Por Ernesto Zas es abogado laboralista, docente en la cátedra Derecho del Trabajo (UBA), asesor legal de sindicatos, miembro de la Asociación de Abogados Laboralistas y asambleísta en el Colegio de Abogados de CABA.
La reforma laboral, que se aprobó en el Senado como parte de la Ley de Bases, no surgió de la ocurrencia del gobierno libertario. Es el resultado de una minuciosa y sistemática campaña de destrucción del derecho laboral sobre el que trabajan los empresarios desde hace muchos años.
Esa campaña, que ahora fue volcada por los asesores jurídicos de los empresarios en un texto que podría convertirse en ley, busca seguir amputando los derechos de quienes trabajan y el principio de protección de la parte más débil en la relación laboral, que operan como red de contención para un sector de los trabajadores: los formales.
Es decir, no es un sueño trasnochado de Javier Milei, sino que es la condensación de un estado de cosas que se viene desarrollando durante muchos años. Una ley es eso, es la expresión de una correlación de fuerzas en una determinada situación.
Si vemos la historia, podemos ubicar en el golpe de Estado de 1976 el inicio del derrotero para las y los trabajadores.
Esa dictadura, que fue promovida por los poderes económicos más concentrados, logró su objetivo: amputar derechos laborales, cambiar la estructura económica del país y modificar brutalmente la distribución de la riqueza.

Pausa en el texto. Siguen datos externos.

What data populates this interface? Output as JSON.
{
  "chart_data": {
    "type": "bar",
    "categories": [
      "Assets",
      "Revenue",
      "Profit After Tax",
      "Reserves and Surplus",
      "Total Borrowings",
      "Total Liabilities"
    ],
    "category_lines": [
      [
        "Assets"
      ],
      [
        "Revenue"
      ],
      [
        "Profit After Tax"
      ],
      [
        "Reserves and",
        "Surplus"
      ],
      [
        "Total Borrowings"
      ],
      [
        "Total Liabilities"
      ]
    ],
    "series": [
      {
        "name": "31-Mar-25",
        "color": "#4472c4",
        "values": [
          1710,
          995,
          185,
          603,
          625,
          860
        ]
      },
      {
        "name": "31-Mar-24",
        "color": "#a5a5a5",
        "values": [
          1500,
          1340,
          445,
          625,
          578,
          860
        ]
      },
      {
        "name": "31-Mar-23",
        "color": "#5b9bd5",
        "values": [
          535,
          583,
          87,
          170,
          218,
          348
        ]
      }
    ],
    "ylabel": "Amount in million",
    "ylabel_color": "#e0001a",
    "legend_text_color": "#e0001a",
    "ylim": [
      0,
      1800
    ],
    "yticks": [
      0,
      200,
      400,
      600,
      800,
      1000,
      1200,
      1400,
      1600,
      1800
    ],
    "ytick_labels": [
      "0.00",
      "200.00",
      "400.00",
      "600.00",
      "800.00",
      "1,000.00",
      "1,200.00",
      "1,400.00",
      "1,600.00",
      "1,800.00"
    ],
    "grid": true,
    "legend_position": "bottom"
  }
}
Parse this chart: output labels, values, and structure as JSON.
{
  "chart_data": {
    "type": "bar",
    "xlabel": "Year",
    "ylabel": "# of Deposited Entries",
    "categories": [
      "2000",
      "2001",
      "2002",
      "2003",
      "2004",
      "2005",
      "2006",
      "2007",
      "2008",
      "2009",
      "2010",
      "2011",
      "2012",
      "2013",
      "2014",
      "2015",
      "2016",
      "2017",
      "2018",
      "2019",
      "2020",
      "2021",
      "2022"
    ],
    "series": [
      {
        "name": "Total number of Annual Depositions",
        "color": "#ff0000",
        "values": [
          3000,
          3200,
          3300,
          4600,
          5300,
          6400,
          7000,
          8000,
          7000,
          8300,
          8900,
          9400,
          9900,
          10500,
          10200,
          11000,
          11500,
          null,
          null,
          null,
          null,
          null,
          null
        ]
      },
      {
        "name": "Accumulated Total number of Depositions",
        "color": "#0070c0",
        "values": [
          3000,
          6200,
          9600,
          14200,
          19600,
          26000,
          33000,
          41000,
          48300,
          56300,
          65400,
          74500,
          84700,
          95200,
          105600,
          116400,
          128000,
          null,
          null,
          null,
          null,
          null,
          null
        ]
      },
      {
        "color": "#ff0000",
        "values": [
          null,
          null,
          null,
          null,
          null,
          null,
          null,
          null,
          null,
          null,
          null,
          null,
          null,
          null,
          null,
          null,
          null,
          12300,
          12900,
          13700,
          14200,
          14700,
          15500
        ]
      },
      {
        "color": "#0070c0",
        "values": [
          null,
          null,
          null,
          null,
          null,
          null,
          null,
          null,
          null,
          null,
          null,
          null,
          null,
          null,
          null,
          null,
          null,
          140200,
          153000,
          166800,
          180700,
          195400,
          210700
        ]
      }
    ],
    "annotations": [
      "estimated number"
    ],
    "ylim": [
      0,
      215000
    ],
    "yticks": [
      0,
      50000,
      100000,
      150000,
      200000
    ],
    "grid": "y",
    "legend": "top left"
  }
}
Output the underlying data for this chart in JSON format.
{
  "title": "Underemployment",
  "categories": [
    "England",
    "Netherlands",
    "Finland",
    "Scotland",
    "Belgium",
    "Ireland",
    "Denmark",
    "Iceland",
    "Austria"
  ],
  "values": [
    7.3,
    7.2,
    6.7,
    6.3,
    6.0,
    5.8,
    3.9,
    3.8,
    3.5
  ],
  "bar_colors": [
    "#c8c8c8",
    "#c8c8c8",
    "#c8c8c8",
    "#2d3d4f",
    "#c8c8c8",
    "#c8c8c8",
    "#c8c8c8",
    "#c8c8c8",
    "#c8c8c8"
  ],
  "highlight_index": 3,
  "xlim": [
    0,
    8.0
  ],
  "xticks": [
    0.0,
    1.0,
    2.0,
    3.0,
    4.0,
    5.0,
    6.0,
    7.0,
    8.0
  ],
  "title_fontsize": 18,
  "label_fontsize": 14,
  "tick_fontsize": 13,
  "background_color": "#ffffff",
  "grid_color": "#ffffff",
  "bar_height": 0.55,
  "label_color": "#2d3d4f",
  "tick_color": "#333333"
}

La reconquista de la democracia no alcanzó para retrotraer la destrucción de derechos, que afectó a la mayoría de la población, que son quienes deben trabajar para vivir. Tampoco para frenar una deriva lenta, pero inexorable, que siguió golpeando a las mayorías.
La precarización de las relaciones de trabajo continuó y estuvo acompañada por una desidia estatal sin diferencia en el color político.
Fue y es deficiente en la fiscalización y es nulo en el ejercicio del poder de policía del trabajo (en cabeza del Ministerio, hoy Secretaría del Trabajo).
Esto se traduce en un mercado de trabajo fracturado con cada vez menos trabajadores con derechos, en el que la deslaboralización es una realidad material.
Ese fenómeno de hecho se consolidó con hitos jurídicos. La reforma del Código Civil y Comercial y varios fallos de la Corte Suprema de Justicia que, de a poco, plantean como horizonte la desarticulación del entramado jurídico laboral protectorio y su reemplazo por una equivalencia formal en la contratación.
Otro rasgo que muestra cómo las y los que trabajan siguieron perdiendo derecho se expresa en el sistema de riesgos.
¿Por qué no hay modificaciones propuestas? Porque las modificaciones que se han sucedido, bajo los últimos gobiernos, garantizaron una extraordinaria rentabilidad de las Aseguradoras de Riesgos del Trabajo.
¿Quién pagó esa cuenta? Las y los trabajadores, que pusieron y ponen su salud en juego para que un grupo concentrado de empresas hagan fabulosas ganancias.
Todo esto fue parte de un discurso falso sobre una supuesta igualdad entre las y los trabajadores y las empresas. Es más, muchas veces escuchamos hablar de una relación similar de fuerzas entre una persona que sólo puede ofrecer su fuerza de trabajo y un empresario.
Es un discurso que habla de la libertad de negociar entre una persona que quiere trabajar y la empresa que la va a contratar.
La reforma laboral que el Senado aprobó dentro de la Ley Bases y que el gobierno de Javier Milei buscará aprobar definitivamente en la Cámara baja, más allá de sus efectos inmediatos, que serán más bien nulos en materia de dinamización del empleo, busca consolidar jurídicamente un horizonte de largo alcance donde las relaciones laborales se parezcan cada vez más a una relación entre iguales, donde lo evidente (la diferencia de poder) se esconda, sin vacaciones, ni aguinaldo, ni gremios.